In Section 4, Steps 1 to 4 are referred as data preparation steps, which takes $\left(k+1\right)O\left(mn\right)+O\left(kn\right)$ where $k$ is the number of DMs, $m$ is the number of energy options, and $n$ is the number of criteria. Specifically, data matrix construction has complexity of $kO\left(mn\right)$, followed by criteria weight calculation matrix with complexity $O\left(kn\right)$ and data aggregation with complexity $O\left(mn\right)$. Adding these entities gives the complexity as $kO\left(mn\right)+O\left(kn\right)+O\left(mn\right)=\left(k+1\right)O\left(mn\right)+O\left(kn\right)$.

Step 5 of Section 4 deals with weight calculation by acquiring rating from DMs’ as input. Initially, the score values are determined and the sorting is done with complexity $2O\left(kn\right)$. Later, for determining significance, coefficients, and recalculation the complexity is given by $3O\left(n^2\right)$. Weight calculation yields $O\left(n\right)$ as complexity. Hence, weight calculation by using SWARA has complexity of $2O\left(kn\right)+3O\left(n^2\right)+O\left(n\right)$.

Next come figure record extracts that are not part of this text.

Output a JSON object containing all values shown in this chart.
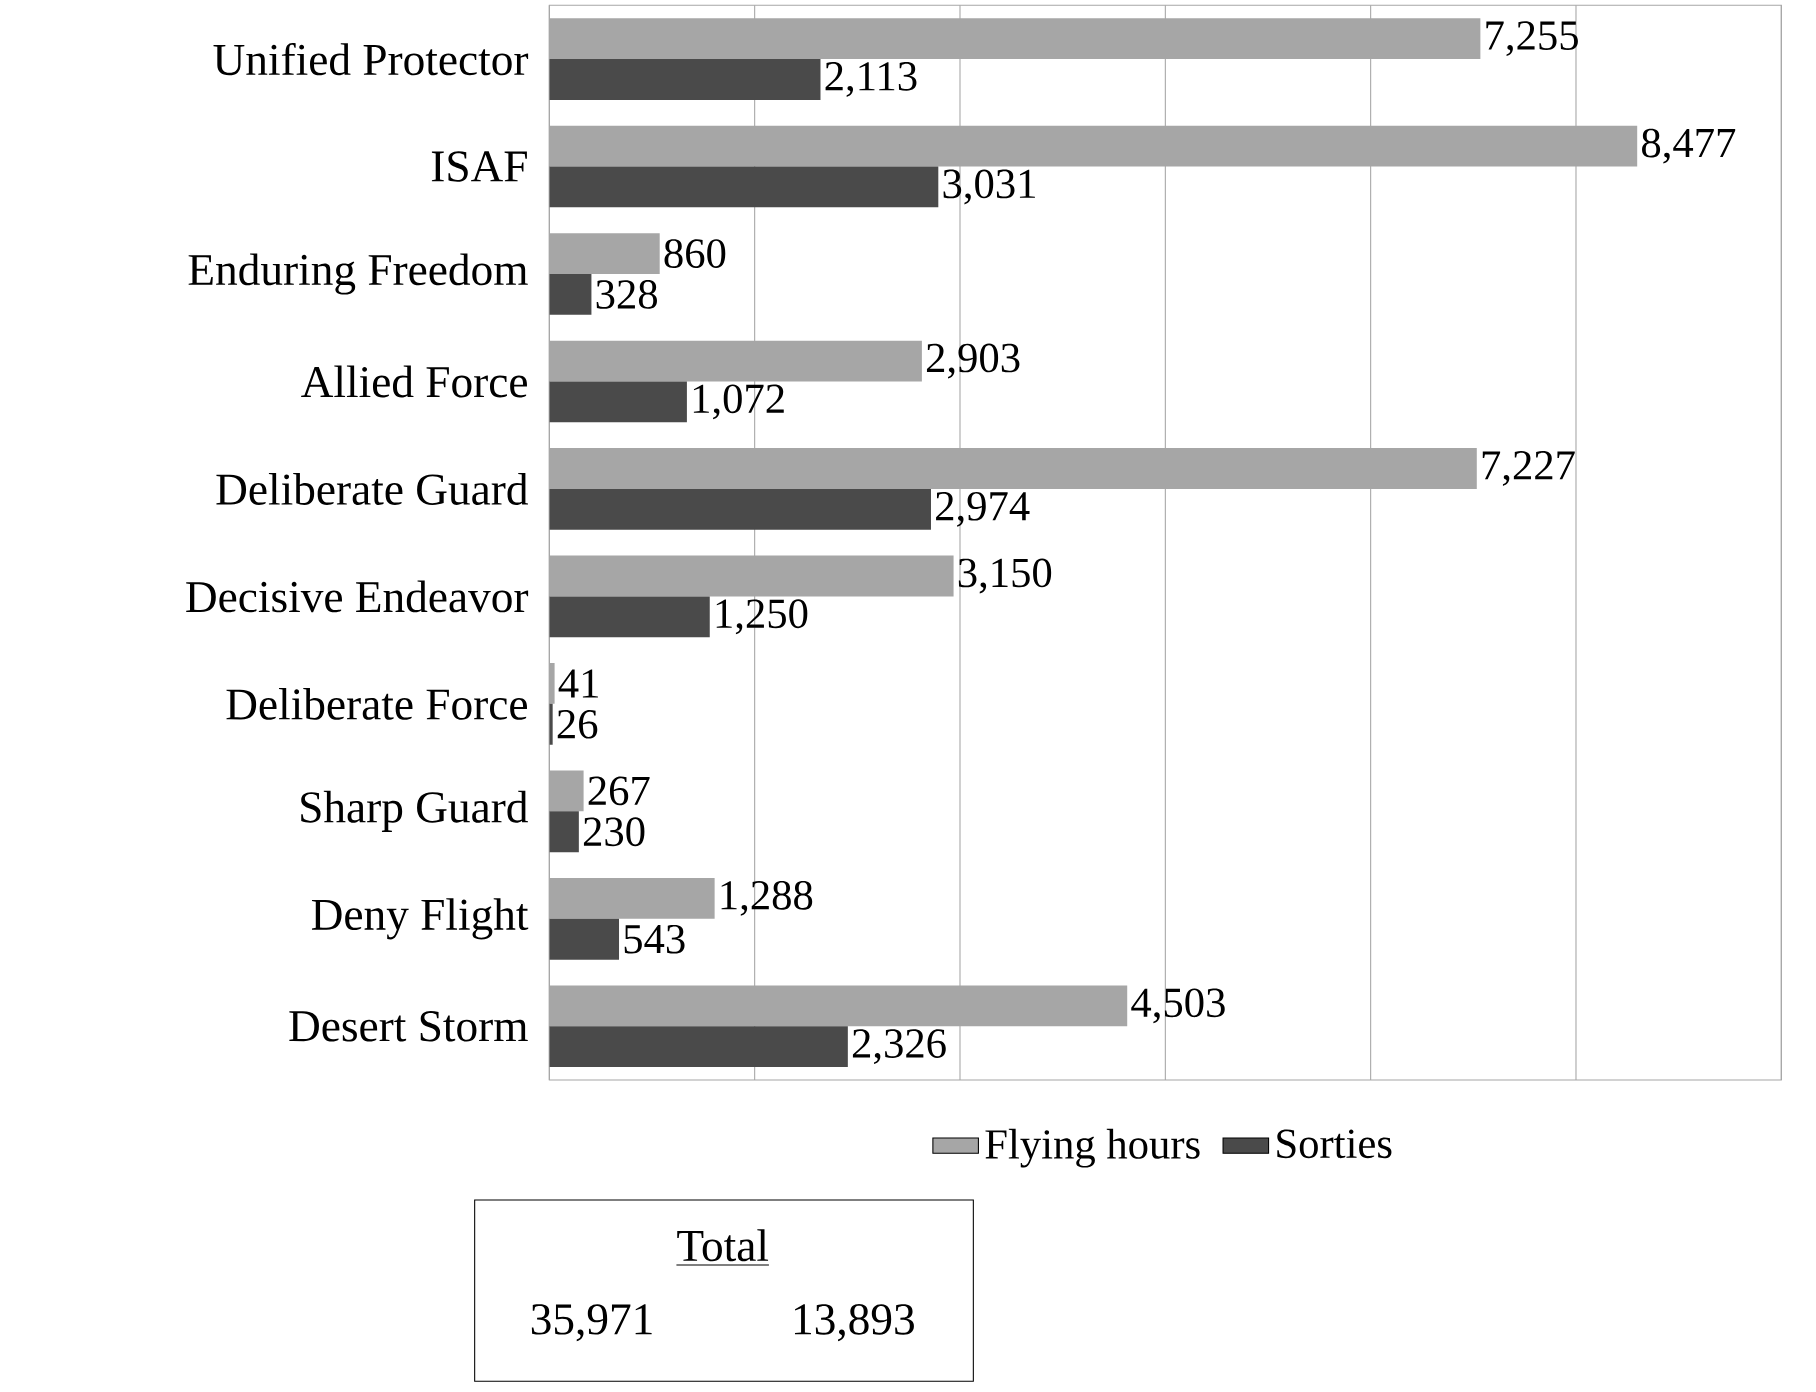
{
  "chart_data": {
    "type": "bar",
    "orientation": "horizontal",
    "categories": [
      "Unified Protector",
      "ISAF",
      "Enduring Freedom",
      "Allied Force",
      "Deliberate Guard",
      "Decisive Endeavor",
      "Deliberate Force",
      "Sharp Guard",
      "Deny Flight",
      "Desert Storm"
    ],
    "series": [
      {
        "name": "Flying hours",
        "color": "#a6a6a6",
        "values": [
          7255,
          8477,
          860,
          2903,
          7227,
          3150,
          41,
          267,
          1288,
          4503
        ],
        "value_labels": [
          "7,255",
          "8,477",
          "860",
          "2,903",
          "7,227",
          "3,150",
          "41",
          "267",
          "1,288",
          "4,503"
        ]
      },
      {
        "name": "Sorties",
        "color": "#4a4a4a",
        "values": [
          2113,
          3031,
          328,
          1072,
          2974,
          1250,
          26,
          230,
          543,
          2326
        ],
        "value_labels": [
          "2,113",
          "3,031",
          "328",
          "1,072",
          "2,974",
          "1,250",
          "26",
          "230",
          "543",
          "2,326"
        ]
      }
    ],
    "xlim": [
      0,
      9600
    ],
    "xticks": [
      {
        "value": 0,
        "label": null
      },
      {
        "value": 1600,
        "label": null
      },
      {
        "value": 3200,
        "label": null
      },
      {
        "value": 4800,
        "label": null
      },
      {
        "value": 6400,
        "label": null
      },
      {
        "value": 8000,
        "label": null
      },
      {
        "value": 9600,
        "label": null
      }
    ],
    "tick_labels": "y",
    "grid": "x",
    "legend": "bottom",
    "annotations": [
      "Total",
      "35,971",
      "13,893"
    ]
  }
}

As discussed earlier, CoCoSo approach is used for ranking energy options. Steps 6 to 8 deal with the formulation. Clearly, the complexity is given by $O\left(mn\right)+3O\left(m\right)+O\left(m\right)=O\left(mn\right)+4O\left(m\right)$. Based on the discussion, the complexity of the framework is given by $\left(k+1\right)O\left(mn\right)+O\left(kn\right)+2O\left(kn\right)+3O\left(n^2\right)+O\left(n\right)+O\left(mn\right)+4O\left(m\right)=\left(k+2\right)O\left(mn\right)+3O\left(kn\right)+3O\left(n^2\right)+O\left(n\right)+4O\left(m\right)$.

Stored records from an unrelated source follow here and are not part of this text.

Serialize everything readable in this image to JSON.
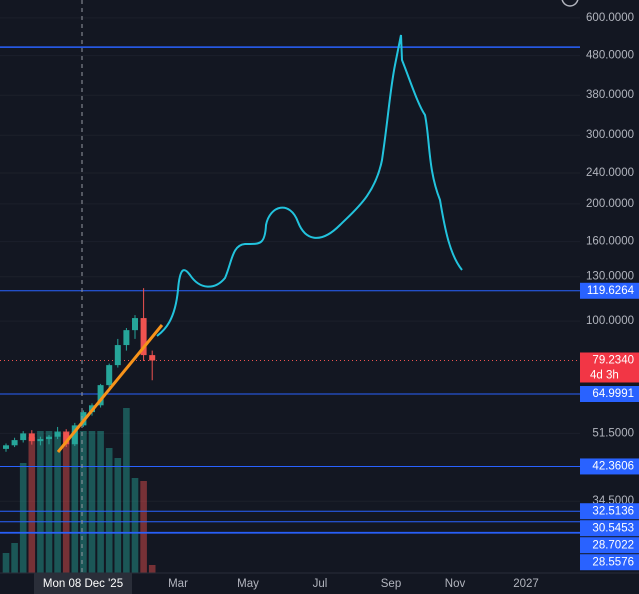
{
  "price_axis": {
    "scale_min": 21.4,
    "scale_max": 667,
    "ticks": [
      {
        "value": 600,
        "label": "600.0000"
      },
      {
        "value": 480,
        "label": "480.0000"
      },
      {
        "value": 380,
        "label": "380.0000"
      },
      {
        "value": 300,
        "label": "300.0000"
      },
      {
        "value": 240,
        "label": "240.0000"
      },
      {
        "value": 200,
        "label": "200.0000"
      },
      {
        "value": 160,
        "label": "160.0000"
      },
      {
        "value": 130,
        "label": "130.0000"
      },
      {
        "value": 100,
        "label": "100.0000"
      },
      {
        "value": 51.5,
        "label": "51.5000"
      },
      {
        "value": 34.5,
        "label": "34.5000"
      }
    ]
  },
  "levels": [
    {
      "value": 505
    },
    {
      "value": 119.6264
    },
    {
      "value": 64.9991
    },
    {
      "value": 42.3606
    },
    {
      "value": 32.5136
    },
    {
      "value": 30.5453
    },
    {
      "value": 28.7022
    },
    {
      "value": 28.5576
    }
  ],
  "last_price": {
    "value": 79.234,
    "label": "79.2340",
    "countdown": "4d 3h"
  },
  "time_axis": {
    "labels": [
      "Mar",
      "May",
      "Jul",
      "Sep",
      "Nov",
      "2027"
    ],
    "crosshair": "Mon 08 Dec '25"
  },
  "candles": [
    {
      "open": 47.0,
      "high": 48.5,
      "low": 46.2,
      "close": 48.0,
      "volume": 20
    },
    {
      "open": 48.0,
      "high": 50.2,
      "low": 47.5,
      "close": 49.5,
      "volume": 30
    },
    {
      "open": 49.5,
      "high": 52.2,
      "low": 48.8,
      "close": 51.5,
      "volume": 110
    },
    {
      "open": 51.5,
      "high": 52.5,
      "low": 48.2,
      "close": 49.2,
      "volume": 136
    },
    {
      "open": 49.2,
      "high": 50.5,
      "low": 48.0,
      "close": 49.8,
      "volume": 142
    },
    {
      "open": 49.8,
      "high": 51.0,
      "low": 48.3,
      "close": 50.5,
      "volume": 142
    },
    {
      "open": 50.5,
      "high": 53.5,
      "low": 49.8,
      "close": 51.9,
      "volume": 142
    },
    {
      "open": 51.9,
      "high": 52.8,
      "low": 47.5,
      "close": 48.3,
      "volume": 142
    },
    {
      "open": 48.3,
      "high": 54.8,
      "low": 47.8,
      "close": 54.0,
      "volume": 142
    },
    {
      "open": 54.0,
      "high": 59.0,
      "low": 53.5,
      "close": 58.4,
      "volume": 142
    },
    {
      "open": 58.4,
      "high": 61.5,
      "low": 57.2,
      "close": 60.8,
      "volume": 142
    },
    {
      "open": 60.8,
      "high": 69.0,
      "low": 60.0,
      "close": 68.5,
      "volume": 142
    },
    {
      "open": 68.5,
      "high": 77.8,
      "low": 67.0,
      "close": 77.1,
      "volume": 125
    },
    {
      "open": 77.1,
      "high": 90.0,
      "low": 76.0,
      "close": 86.8,
      "volume": 115
    },
    {
      "open": 86.8,
      "high": 96.0,
      "low": 84.0,
      "close": 94.8,
      "volume": 165
    },
    {
      "open": 94.8,
      "high": 103.6,
      "low": 90.0,
      "close": 101.8,
      "volume": 95
    },
    {
      "open": 101.8,
      "high": 121.5,
      "low": 79.0,
      "close": 81.8,
      "volume": 92
    },
    {
      "open": 81.8,
      "high": 84.0,
      "low": 70.5,
      "close": 79.234,
      "volume": 8
    }
  ]
}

Based on Figure 5 (In X axis 1 is 100, 2 is 300, 3 is 500, 4 is 1000, 5 is 3000, and 6 is 5000) it is clear that the proposed model takes higher time for implementation compared to the counterpart methods. This is understood from the formulation of SVN-CoCoSo, which has three stages of score to determine ranking of energy sources by considering both the arithmetic and geometric weighted preferences. These steps add to the execution time, but with the recent advancement in the hardware setting, the execution is achievable and there is higher degree of estimation in the proposed work that adds to the rationality of ranking, which is lacking in the counterpart methods. As a result, though the method is computationally complex, it has a systematic and rational grading of energy alternatives.

7. Conclusions

The objective of this study is to establish an MCDM model for selecting more appropriate RES in Karnataka, India. In this regard, an integrated method has been developed by combining SWARA and CoCoSo methods within the context of SVNS. In this method, the SWARA process has been operated to compute the subjective weights of the criteria and to model the uncertainty associated with the DMs’ opinions and preferences within the SVNSs context. The CoCoSo approach has been presented to prioritize the options. To confirm the usefulness and feasibility of the present method, a case study of the RES selection problem with multiple qualitative and quantitative criteria has been presented under the SVNSs environment. The obtained results verify that the present method can successfully tackle the RES evaluation problem with inconsistent and indeterminate information. Comparison with previous models has been discussed to confirm the potentiality of the acquired results. In addition, SA with respect to various values of compromise parameters has been carried out to certify the robustness of the present decision-making model. In the future, we will extend our study by developing an integrated weighting model based on the combination of objective and subjective criteria weights under SVNSs environment and combined with several other MCDM approaches. Plans are also made to try the process with different criteria and experts. In addition, we will use the introduced methodology with excitement to other realistic decision-making problems with energy options such as fossil fuels/clean energies/nuclear energy.